How F’ing Metal is Dragon Age: Origins?

I suppose it’s not really surprising that Destructoid asked BioWare this bizarre question, but what is surprising is that lead designer Mike Laidlaw answered the question at such length that it became a beast in itself.

(PAX. She didn’t have to wait in line that long to play Dragon Age. From the seat of her wheelchair, she was delivering death with a ruthless efficiency. There was a quest before her, after all. She was going to become a Grey Warden, whatever it took. An arrow sinks into the throat of a darkspawn. She maneuvers her rogue behind another, where a flurry of blows cut the beast down. She does it. Her character reaches the Joining, a ritual in which the Grey Wardens willingly sacrifice all to safeguard the world.

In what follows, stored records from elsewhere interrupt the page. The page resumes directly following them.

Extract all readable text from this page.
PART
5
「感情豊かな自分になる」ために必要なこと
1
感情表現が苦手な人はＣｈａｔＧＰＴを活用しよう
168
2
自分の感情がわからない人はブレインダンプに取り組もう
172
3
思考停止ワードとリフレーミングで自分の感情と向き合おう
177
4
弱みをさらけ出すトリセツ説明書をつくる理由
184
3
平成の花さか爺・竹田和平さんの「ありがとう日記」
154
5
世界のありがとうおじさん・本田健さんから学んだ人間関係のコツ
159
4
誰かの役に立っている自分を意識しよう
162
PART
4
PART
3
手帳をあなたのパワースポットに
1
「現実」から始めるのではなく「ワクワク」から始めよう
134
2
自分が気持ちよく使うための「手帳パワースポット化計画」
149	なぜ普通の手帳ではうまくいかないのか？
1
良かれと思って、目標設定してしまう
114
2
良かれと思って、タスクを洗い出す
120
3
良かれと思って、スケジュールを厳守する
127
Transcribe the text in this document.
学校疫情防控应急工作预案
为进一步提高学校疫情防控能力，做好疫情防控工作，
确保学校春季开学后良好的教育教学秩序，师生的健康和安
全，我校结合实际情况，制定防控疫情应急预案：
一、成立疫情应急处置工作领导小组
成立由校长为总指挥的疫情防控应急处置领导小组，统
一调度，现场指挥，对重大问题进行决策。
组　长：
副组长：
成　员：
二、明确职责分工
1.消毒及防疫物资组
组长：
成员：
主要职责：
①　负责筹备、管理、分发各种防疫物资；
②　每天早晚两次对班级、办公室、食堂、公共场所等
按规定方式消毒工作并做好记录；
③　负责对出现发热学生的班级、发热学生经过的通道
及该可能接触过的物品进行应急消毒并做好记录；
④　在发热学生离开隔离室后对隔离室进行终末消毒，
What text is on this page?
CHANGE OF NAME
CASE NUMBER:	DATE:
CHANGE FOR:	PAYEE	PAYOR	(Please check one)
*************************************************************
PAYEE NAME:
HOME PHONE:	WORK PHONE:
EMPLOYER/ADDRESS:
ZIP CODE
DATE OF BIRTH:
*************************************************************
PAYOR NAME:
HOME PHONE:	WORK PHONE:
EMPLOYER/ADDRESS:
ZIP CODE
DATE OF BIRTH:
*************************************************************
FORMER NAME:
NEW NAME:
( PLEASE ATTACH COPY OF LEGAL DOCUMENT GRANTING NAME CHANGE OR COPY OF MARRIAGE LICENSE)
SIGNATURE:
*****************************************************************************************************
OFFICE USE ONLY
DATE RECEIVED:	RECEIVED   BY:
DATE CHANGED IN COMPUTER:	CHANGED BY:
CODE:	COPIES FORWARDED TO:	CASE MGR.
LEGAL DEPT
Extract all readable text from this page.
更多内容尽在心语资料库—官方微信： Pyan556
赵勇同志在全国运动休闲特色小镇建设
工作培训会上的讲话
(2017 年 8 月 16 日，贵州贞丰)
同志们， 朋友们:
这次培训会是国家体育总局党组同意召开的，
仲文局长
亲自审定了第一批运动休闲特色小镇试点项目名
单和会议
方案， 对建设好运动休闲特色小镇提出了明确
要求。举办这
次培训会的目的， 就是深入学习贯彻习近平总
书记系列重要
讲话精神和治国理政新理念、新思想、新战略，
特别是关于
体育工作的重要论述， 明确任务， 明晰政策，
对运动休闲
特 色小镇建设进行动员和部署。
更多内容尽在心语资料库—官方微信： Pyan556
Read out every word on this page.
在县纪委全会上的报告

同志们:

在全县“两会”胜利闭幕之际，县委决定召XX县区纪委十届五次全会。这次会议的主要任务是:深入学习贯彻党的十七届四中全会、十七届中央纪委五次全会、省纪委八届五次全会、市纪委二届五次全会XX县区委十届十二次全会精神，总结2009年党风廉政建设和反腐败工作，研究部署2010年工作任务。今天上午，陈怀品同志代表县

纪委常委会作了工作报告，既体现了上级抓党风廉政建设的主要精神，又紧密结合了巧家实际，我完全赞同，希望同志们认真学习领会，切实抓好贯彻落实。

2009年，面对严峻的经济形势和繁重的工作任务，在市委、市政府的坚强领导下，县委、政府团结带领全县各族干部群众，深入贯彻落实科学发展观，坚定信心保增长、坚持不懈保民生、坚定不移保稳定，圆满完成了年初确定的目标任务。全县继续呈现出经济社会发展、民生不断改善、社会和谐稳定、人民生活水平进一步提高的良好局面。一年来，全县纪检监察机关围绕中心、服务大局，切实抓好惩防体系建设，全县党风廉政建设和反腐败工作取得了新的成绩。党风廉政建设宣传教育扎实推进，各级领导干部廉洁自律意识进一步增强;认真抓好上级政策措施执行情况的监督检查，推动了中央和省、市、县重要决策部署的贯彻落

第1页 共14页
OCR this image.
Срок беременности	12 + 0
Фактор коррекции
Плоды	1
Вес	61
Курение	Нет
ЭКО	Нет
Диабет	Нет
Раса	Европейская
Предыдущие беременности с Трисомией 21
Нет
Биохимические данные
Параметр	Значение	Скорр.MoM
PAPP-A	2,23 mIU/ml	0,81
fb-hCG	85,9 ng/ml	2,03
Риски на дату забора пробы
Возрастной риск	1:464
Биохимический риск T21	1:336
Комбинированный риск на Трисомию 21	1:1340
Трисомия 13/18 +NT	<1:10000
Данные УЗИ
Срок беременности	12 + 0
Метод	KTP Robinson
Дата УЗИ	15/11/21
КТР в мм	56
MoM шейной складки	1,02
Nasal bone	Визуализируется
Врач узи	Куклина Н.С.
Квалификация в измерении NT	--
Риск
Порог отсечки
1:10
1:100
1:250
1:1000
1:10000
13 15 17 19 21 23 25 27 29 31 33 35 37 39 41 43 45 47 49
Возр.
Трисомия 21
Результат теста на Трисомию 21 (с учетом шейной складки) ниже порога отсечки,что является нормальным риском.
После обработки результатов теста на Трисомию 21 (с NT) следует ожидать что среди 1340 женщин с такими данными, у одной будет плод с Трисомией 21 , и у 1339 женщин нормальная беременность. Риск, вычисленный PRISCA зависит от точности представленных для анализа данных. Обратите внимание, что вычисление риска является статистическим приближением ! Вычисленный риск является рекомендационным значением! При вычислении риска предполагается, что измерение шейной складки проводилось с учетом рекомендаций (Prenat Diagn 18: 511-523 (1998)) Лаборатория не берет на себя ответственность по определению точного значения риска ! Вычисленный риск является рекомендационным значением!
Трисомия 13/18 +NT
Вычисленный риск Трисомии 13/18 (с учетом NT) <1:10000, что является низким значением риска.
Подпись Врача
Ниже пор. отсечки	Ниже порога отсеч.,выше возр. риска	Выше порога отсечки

“Then she goes through it in the booth, just as her character had done moments before. She emerges from the Joining, determined to see this thing through. Her reward was a chance to wear the colors and wield the sword of a Grey Warden before the crowd. She rises from her chair, set on doing it right. Then she wavers just a little. Everyone holds their breath, but she finds her center and the blade rises proud and true. And there, before fans that have waited for hours to play the game, for one shining moment, she is a Grey Warden. Her name is called, (Hail the Warden!) is the reply. Cheers resound. I have my answer.)

(THAT is pretty F’ing metal,) Laidlaw tells me.

I really think they should just stop promoting the game and let the reviews do the talking.